What about Javascript?
A huge amount of effort has gone into making JavaScript and Node.js
very efficient. Using numbers for the n-body benchmark from Benchmark
Games, Node.js is about 1.45x slower than C++, which is quite
impressive. One could even imagine generating that code from something
like CSerpent if you want the feel of Python and the speed of
C++. Some reservations I have are the size: 25MB to 40MB for Node.js
binary, the instability of Node.js, with very frequent and
sometimes incompatible library updates, and the lack of real-time
guarantees for garbage collection.
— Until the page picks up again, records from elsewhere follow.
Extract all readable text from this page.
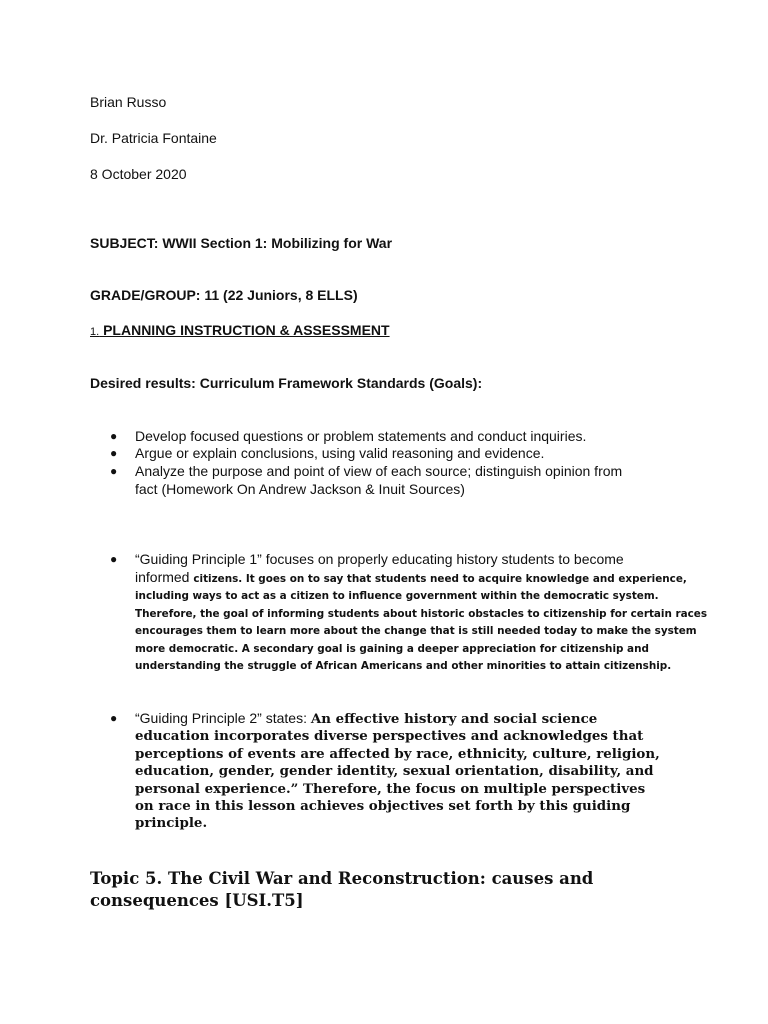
Brian Russo
Dr. Patricia Fontaine
8 October 2020
SUBJECT: WWII Section 1: Mobilizing for War
GRADE/GROUP: 11 (22 Juniors, 8 ELLS)
1. PLANNING INSTRUCTION & ASSESSMENT
Desired results: Curriculum Framework Standards (Goals):
● Develop focused questions or problem statements and conduct inquiries.
● Argue or explain conclusions, using valid reasoning and evidence.
● Analyze the purpose and point of view of each source; distinguish opinion from
fact (Homework On Andrew Jackson & Inuit Sources)
● “Guiding Principle 1” focuses on properly educating history students to become
informed citizens. It goes on to say that students need to acquire knowledge and experience,
including ways to act as a citizen to influence government within the democratic system.
Therefore, the goal of informing students about historic obstacles to citizenship for certain races
encourages them to learn more about the change that is still needed today to make the system
more democratic. A secondary goal is gaining a deeper appreciation for citizenship and
understanding the struggle of African Americans and other minorities to attain citizenship.
● “Guiding Principle 2” states: An effective history and social science
education incorporates diverse perspectives and acknowledges that
perceptions of events are affected by race, ethnicity, culture, religion,
education, gender, gender identity, sexual orientation, disability, and
personal experience.” Therefore, the focus on multiple perspectives
on race in this lesson achieves objectives set forth by this guiding
principle.
Topic 5. The Civil War and Reconstruction: causes and
consequences [USI.T5]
Still, the fact that the
just-in-time compiler can resolve JavaScript’s very dynamic
object property lookups as well as property data types in this intense
floating point
computation is very impressive and suggests that the upper limit for
Python speed is well above any current implementation.
Conclusions
b1.x
, whose types cannot be resolved at compile
time.
Caveats
All numbers should be interpreted qualitatively, especially because
everything is based on one small benchmark program. Also, keep in mind that making Python
faster may have almost zero impact on some applications where most of
the work is in libraries implemented in C++ (e.g., PyTorch
applications are largely in that category). The performance of the
promising “sweet spot” just mentioned has only been
estimated from other measurements. Reference counting overhead in my
experiments seems to be quite high, so optimization in this area could
make a significant difference. Although I am really impressed by PyPy,
my impression, considering my experiments and Node.js benchmarks, is that
PyPy could run a lot faster. The fact that it does not, and given that
PyPy developers are obviously experts, casts some doubts on everything
I have written. The final word is not in yet.